Australia passed gun control measures in the wake of mass shootings there. The laws appear to have been quite effective in the years since: there have been zero mass shootings, and other indicators show that gun-related violence has decreased overall. The case for a connection between these things is quite strong. Of course, empiricism being empiricism, there’s always room for questions about that. As well there should be. But questions are one thing, mangling another.

The Australian site The Conversation takes on the NRA’s twisting of Australian crime statistics to try to prove the laws are in fact ineffective.
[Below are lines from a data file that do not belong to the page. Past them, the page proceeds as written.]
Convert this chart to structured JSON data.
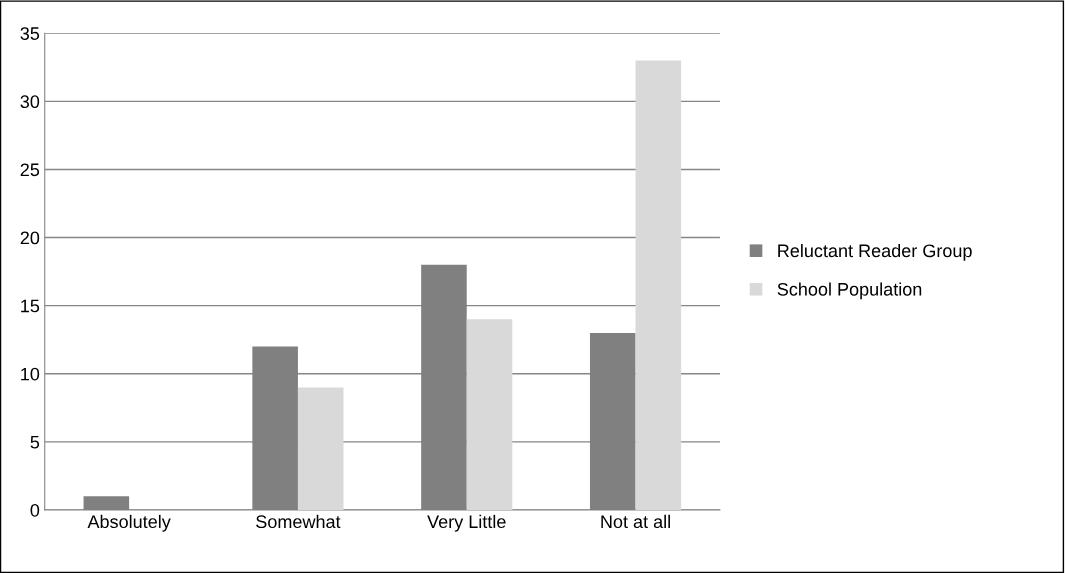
{
  "chart_data": {
    "type": "bar",
    "categories": [
      "Absolutely",
      "Somewhat",
      "Very Little",
      "Not at all"
    ],
    "series": [
      {
        "name": "Reluctant Reader Group",
        "color": "#808080",
        "values": [
          1,
          12,
          18,
          13
        ]
      },
      {
        "name": "School Population",
        "color": "#d9d9d9",
        "values": [
          0,
          9,
          14,
          33
        ]
      }
    ],
    "ylim": [
      0,
      35
    ],
    "yticks": [
      0,
      5,
      10,
      15,
      20,
      25,
      30,
      35
    ],
    "grid": "y",
    "legend": "right"
  }
}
Maybe it’s because water swirls down the drain in the other direction down there (not true), therefore if it works in Australia, it would work in the opposite way here, see…
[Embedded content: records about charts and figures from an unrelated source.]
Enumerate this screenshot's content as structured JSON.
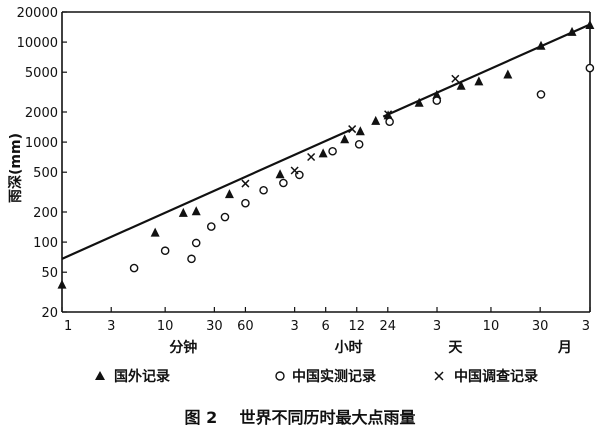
{
  "chart_data": {
    "type": "scatter",
    "caption": "图 2    世界不同历时最大点雨量",
    "ylabel": "雨深(mm)",
    "y_scale": "log",
    "x_scale": "log",
    "ylim": [
      20,
      20000
    ],
    "y_ticks": [
      {
        "value": 20,
        "label": "20"
      },
      {
        "value": 50,
        "label": "50"
      },
      {
        "value": 100,
        "label": "100"
      },
      {
        "value": 200,
        "label": "200"
      },
      {
        "value": 500,
        "label": "500"
      },
      {
        "value": 1000,
        "label": "1000"
      },
      {
        "value": 2000,
        "label": "2000"
      },
      {
        "value": 5000,
        "label": "5000"
      },
      {
        "value": 10000,
        "label": "10000"
      },
      {
        "value": 20000,
        "label": "20000"
      }
    ],
    "x_unit": "minutes",
    "xlim": [
      1,
      131400
    ],
    "x_ticks": [
      {
        "minutes": 1,
        "label": "1"
      },
      {
        "minutes": 3,
        "label": "3"
      },
      {
        "minutes": 10,
        "label": "10"
      },
      {
        "minutes": 30,
        "label": "30"
      },
      {
        "minutes": 60,
        "label": "60"
      },
      {
        "minutes": 180,
        "label": "3"
      },
      {
        "minutes": 360,
        "label": "6"
      },
      {
        "minutes": 720,
        "label": "12"
      },
      {
        "minutes": 1440,
        "label": "24"
      },
      {
        "minutes": 4320,
        "label": "3"
      },
      {
        "minutes": 14400,
        "label": "10"
      },
      {
        "minutes": 43200,
        "label": "30"
      },
      {
        "minutes": 131400,
        "label": "3"
      }
    ],
    "x_unit_labels": [
      {
        "minutes": 15,
        "label": "分钟"
      },
      {
        "minutes": 600,
        "label": "小时"
      },
      {
        "minutes": 6500,
        "label": "天"
      },
      {
        "minutes": 75000,
        "label": "月"
      }
    ],
    "series": [
      {
        "name": "国外记录",
        "marker": "triangle",
        "points": [
          {
            "x": 1,
            "y": 38
          },
          {
            "x": 8,
            "y": 126
          },
          {
            "x": 15,
            "y": 198
          },
          {
            "x": 20,
            "y": 206
          },
          {
            "x": 42,
            "y": 305
          },
          {
            "x": 130,
            "y": 483
          },
          {
            "x": 340,
            "y": 780
          },
          {
            "x": 550,
            "y": 1080
          },
          {
            "x": 780,
            "y": 1300
          },
          {
            "x": 1100,
            "y": 1650
          },
          {
            "x": 1450,
            "y": 1870
          },
          {
            "x": 2900,
            "y": 2500
          },
          {
            "x": 4300,
            "y": 3000
          },
          {
            "x": 7400,
            "y": 3700
          },
          {
            "x": 11000,
            "y": 4100
          },
          {
            "x": 21000,
            "y": 4800
          },
          {
            "x": 44000,
            "y": 9300
          },
          {
            "x": 88000,
            "y": 12800
          },
          {
            "x": 131000,
            "y": 15000
          }
        ]
      },
      {
        "name": "中国实测记录",
        "marker": "circle",
        "points": [
          {
            "x": 5,
            "y": 55
          },
          {
            "x": 10,
            "y": 82
          },
          {
            "x": 18,
            "y": 68
          },
          {
            "x": 20,
            "y": 98
          },
          {
            "x": 28,
            "y": 143
          },
          {
            "x": 38,
            "y": 178
          },
          {
            "x": 60,
            "y": 245
          },
          {
            "x": 90,
            "y": 330
          },
          {
            "x": 140,
            "y": 390
          },
          {
            "x": 200,
            "y": 470
          },
          {
            "x": 420,
            "y": 810
          },
          {
            "x": 760,
            "y": 950
          },
          {
            "x": 1500,
            "y": 1600
          },
          {
            "x": 4300,
            "y": 2600
          },
          {
            "x": 44000,
            "y": 3000
          },
          {
            "x": 131000,
            "y": 5500
          }
        ]
      },
      {
        "name": "中国调查记录",
        "marker": "x",
        "points": [
          {
            "x": 60,
            "y": 385
          },
          {
            "x": 180,
            "y": 520
          },
          {
            "x": 260,
            "y": 710
          },
          {
            "x": 650,
            "y": 1350
          },
          {
            "x": 1450,
            "y": 1900
          },
          {
            "x": 6500,
            "y": 4300
          }
        ]
      }
    ],
    "envelope_line": {
      "segments": [
        {
          "x": [
            1,
            650
          ],
          "y": [
            68,
            1350
          ]
        },
        {
          "x": [
            1300,
            131000
          ],
          "y": [
            1800,
            15000
          ]
        }
      ]
    }
  }
}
Perhaps the most blatant example:

The selective use of data, or cherry picking, is a commonly used method of extracting the “right” answer. This is true even when all the data tells a completely different story.
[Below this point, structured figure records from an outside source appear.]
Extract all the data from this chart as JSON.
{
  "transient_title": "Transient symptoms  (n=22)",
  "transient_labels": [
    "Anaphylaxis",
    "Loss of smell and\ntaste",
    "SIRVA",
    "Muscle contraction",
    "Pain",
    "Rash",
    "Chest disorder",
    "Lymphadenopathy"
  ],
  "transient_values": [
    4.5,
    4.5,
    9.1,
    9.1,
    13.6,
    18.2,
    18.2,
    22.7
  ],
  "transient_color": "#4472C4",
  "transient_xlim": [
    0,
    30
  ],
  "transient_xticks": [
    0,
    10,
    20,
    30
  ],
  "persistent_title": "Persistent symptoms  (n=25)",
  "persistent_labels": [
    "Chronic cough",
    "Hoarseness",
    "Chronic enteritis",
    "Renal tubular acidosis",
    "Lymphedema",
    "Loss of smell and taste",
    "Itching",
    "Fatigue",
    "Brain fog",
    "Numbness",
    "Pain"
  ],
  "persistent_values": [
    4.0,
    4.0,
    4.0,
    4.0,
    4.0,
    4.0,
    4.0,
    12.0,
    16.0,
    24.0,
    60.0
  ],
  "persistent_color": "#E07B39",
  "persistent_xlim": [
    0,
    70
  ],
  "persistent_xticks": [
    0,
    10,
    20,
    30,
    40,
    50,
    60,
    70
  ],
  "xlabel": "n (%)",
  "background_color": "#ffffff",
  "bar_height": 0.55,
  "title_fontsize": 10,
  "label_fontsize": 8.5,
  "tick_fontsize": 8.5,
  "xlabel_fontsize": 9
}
Cherry picking often exploits random fluctuations in data. Firearm deaths in Australia have declined over the past two decades, but from year-to-year one can see variations up and down. Bigger fractional fluctuations are likely if you shrink your sample size.

Leading US pro-gun lobby group, the National Rifle Association (NRA) was cherry picking when it’s publication, NRA News reported this statistic from New South Wales:

In the inner west, robberies committed with firearms skyrocketed more than 70% over the previous year, figures show.

Rather than giving the national trend over many years, the NRA chose one part, of one city, in one state and just two years of data. The NRA’s use of stats is misleading. Around Australia, robberies using firearms have declined from over 1500 per year in the 1990s to 1100 per year.

UPDATE: So there’s that headline confirmed.